The Kentucky Supreme Court has issued a decision imposing strict liability upon the owner of a dog that attacks and injures another person. See Maupin v. Tankersley, 2016-SC-00572-DG. As a result, comparative fault and premise liability defenses are irrelevant when determining the liability of a dog owner.
In Maupin, the plaintiff sought damages for her injuries that resulted from an attack by the defendant’s dogs while the plaintiff crossed the defendant’s property. In its jury instruction, the trial court incorporated comparative fault of the plaintiff in determining liability for the incident. The jury returned a defense verdict, finding the defendant was not liable for the injuries caused by his dogs.
Upon appeal, the Kentucky Supreme Court reversed the decision of the trial court.
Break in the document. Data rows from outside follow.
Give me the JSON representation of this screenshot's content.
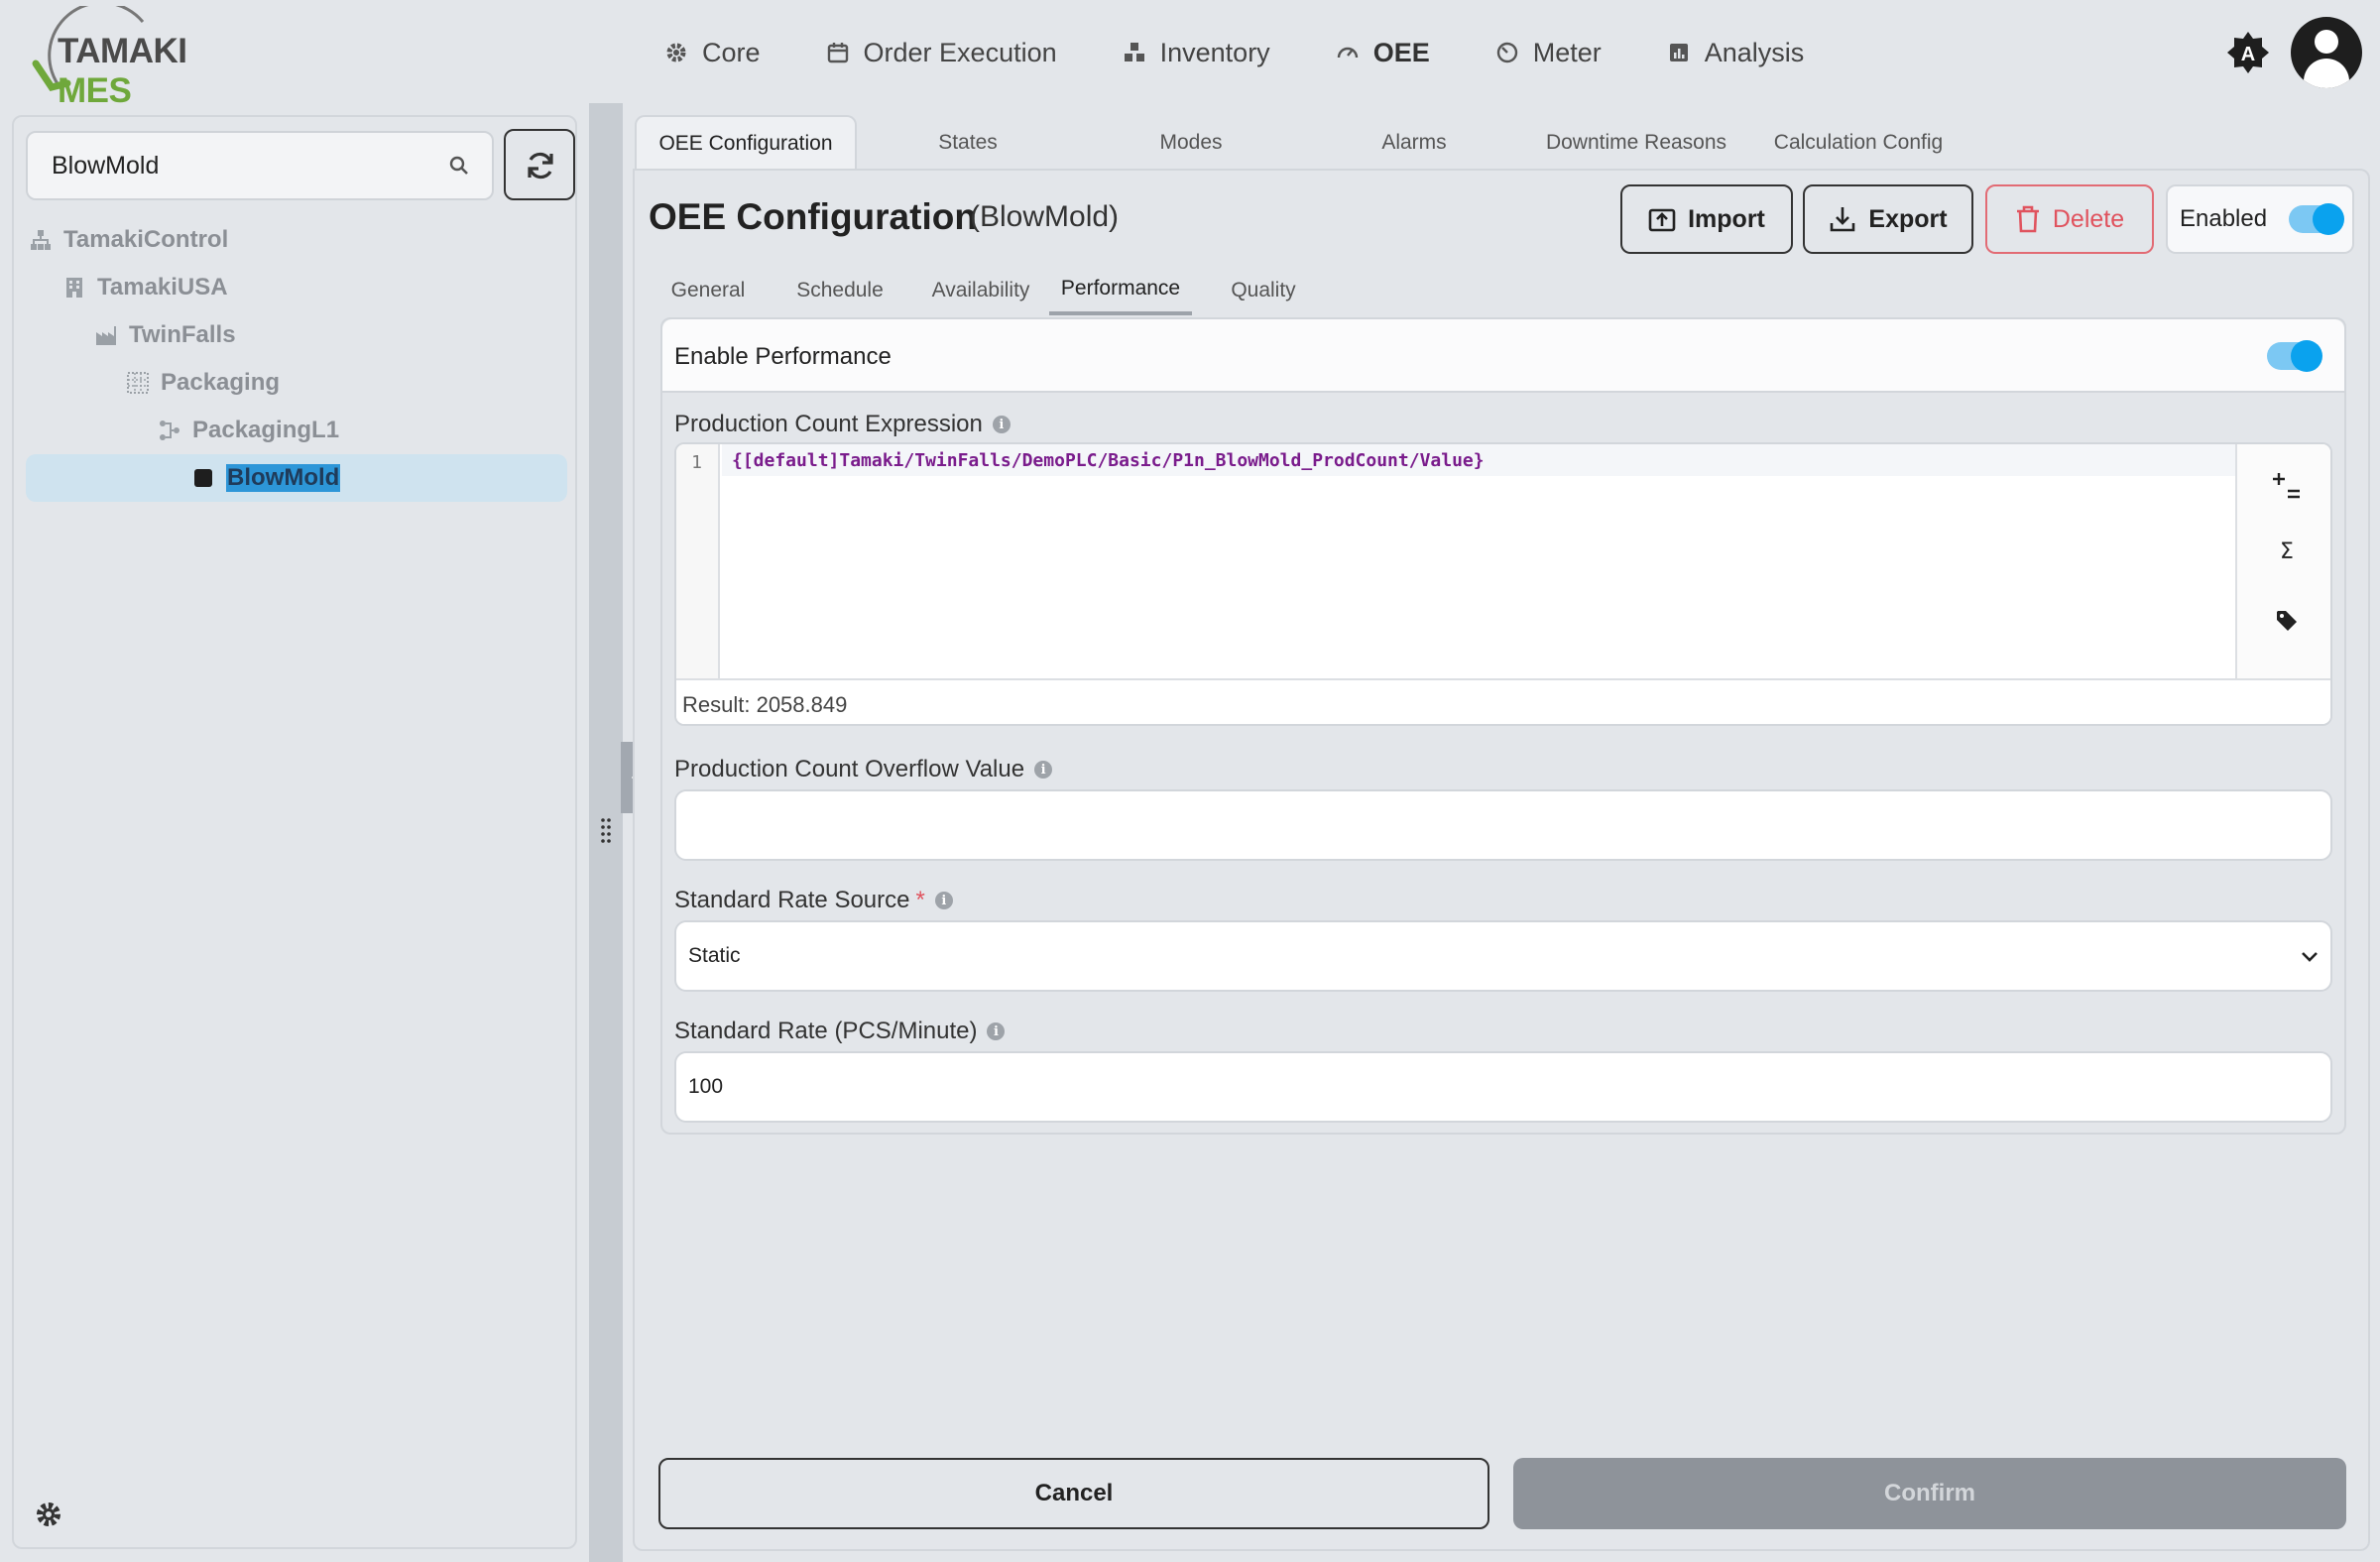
{
  "brand": {
    "name_part1": "TAMAKI",
    "name_part2": "MES",
    "accent": "#6fa83b"
  },
  "nav": {
    "items": [
      {
        "label": "Core",
        "icon": "gear-icon"
      },
      {
        "label": "Order Execution",
        "icon": "calendar-icon"
      },
      {
        "label": "Inventory",
        "icon": "boxes-icon"
      },
      {
        "label": "OEE",
        "icon": "gauge-icon",
        "active": true
      },
      {
        "label": "Meter",
        "icon": "meter-icon"
      },
      {
        "label": "Analysis",
        "icon": "chart-icon"
      }
    ]
  },
  "sidebar": {
    "search": {
      "value": "BlowMold",
      "placeholder": ""
    },
    "tree": [
      {
        "label": "TamakiControl",
        "icon": "hierarchy-icon",
        "level": 0
      },
      {
        "label": "TamakiUSA",
        "icon": "building-icon",
        "level": 1
      },
      {
        "label": "TwinFalls",
        "icon": "factory-icon",
        "level": 2
      },
      {
        "label": "Packaging",
        "icon": "area-grid-icon",
        "level": 3
      },
      {
        "label": "PackagingL1",
        "icon": "line-icon",
        "level": 4
      },
      {
        "label": "BlowMold",
        "icon": "cell-square-icon",
        "level": 5,
        "selected": true
      }
    ]
  },
  "tabs": [
    "OEE Configuration",
    "States",
    "Modes",
    "Alarms",
    "Downtime Reasons",
    "Calculation Config"
  ],
  "main": {
    "title": "OEE Configuration",
    "subtitle": "(BlowMold)",
    "import_label": "Import",
    "export_label": "Export",
    "delete_label": "Delete",
    "enabled_label": "Enabled",
    "enabled": true,
    "sub_tabs": [
      "General",
      "Schedule",
      "Availability",
      "Performance",
      "Quality"
    ],
    "active_sub_tab": "Performance",
    "performance": {
      "enable_label": "Enable Performance",
      "enabled": true,
      "expression_label": "Production Count Expression",
      "expression_line_no": "1",
      "expression": "{[default]Tamaki/TwinFalls/DemoPLC/Basic/P1n_BlowMold_ProdCount/Value}",
      "result": "Result: 2058.849",
      "overflow_label": "Production Count Overflow Value",
      "overflow_value": "",
      "rate_source_label": "Standard Rate Source",
      "rate_source_required": "*",
      "rate_source_value": "Static",
      "rate_label": "Standard Rate (PCS/Minute)",
      "rate_value": "100"
    },
    "cancel_label": "Cancel",
    "confirm_label": "Confirm"
  },
  "colors": {
    "toggle_on": "#0aa2ee",
    "delete": "#e0535e",
    "selection": "#2d96d8"
  }
}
In reversing the trial court, the Kentucky Supreme Court relied on KRS 258.235(4):
(4) Any owner whose dog is found to have caused damage to a person, livestock, or other property shall be responsible for that damage.
Based on KRS 258.235(4), the Kentucky Supreme Court imposed strict liability on the owner of a dog that attacks and injures a person. Now, in order to prove liability a plaintiff needs only to demonstrate that the defendant owned the dog, and that plaintiff’s injuries were caused by the dog.
The Maupin decision imposes strict liability on the owner of a dog that attacks and injures another person, regardless of the circumstances. While a jury may evaluate the facts and circumstances leading to the injuries and reduce the plaintiff’s damages, mere ownership of the dog will impose liability.
With regard to property owner’s rights, the Maupin decision results in strict liability of a property owner if the owner’s dog attacks a person on the owner’s land, regardless of whether the person is trespassing. This eliminates the need of the plaintiff to establish a duty of care of the dog owner.
Questions as to a plaintiff’s own actions in causing the dog bite incident remain a factor, but only as to awarding damages. In determining damages, juries can continue to consider any action by a plaintiff such as trespassing, antagonizing the dog, or other contributory torts when apportioning fault under KRS 411.182.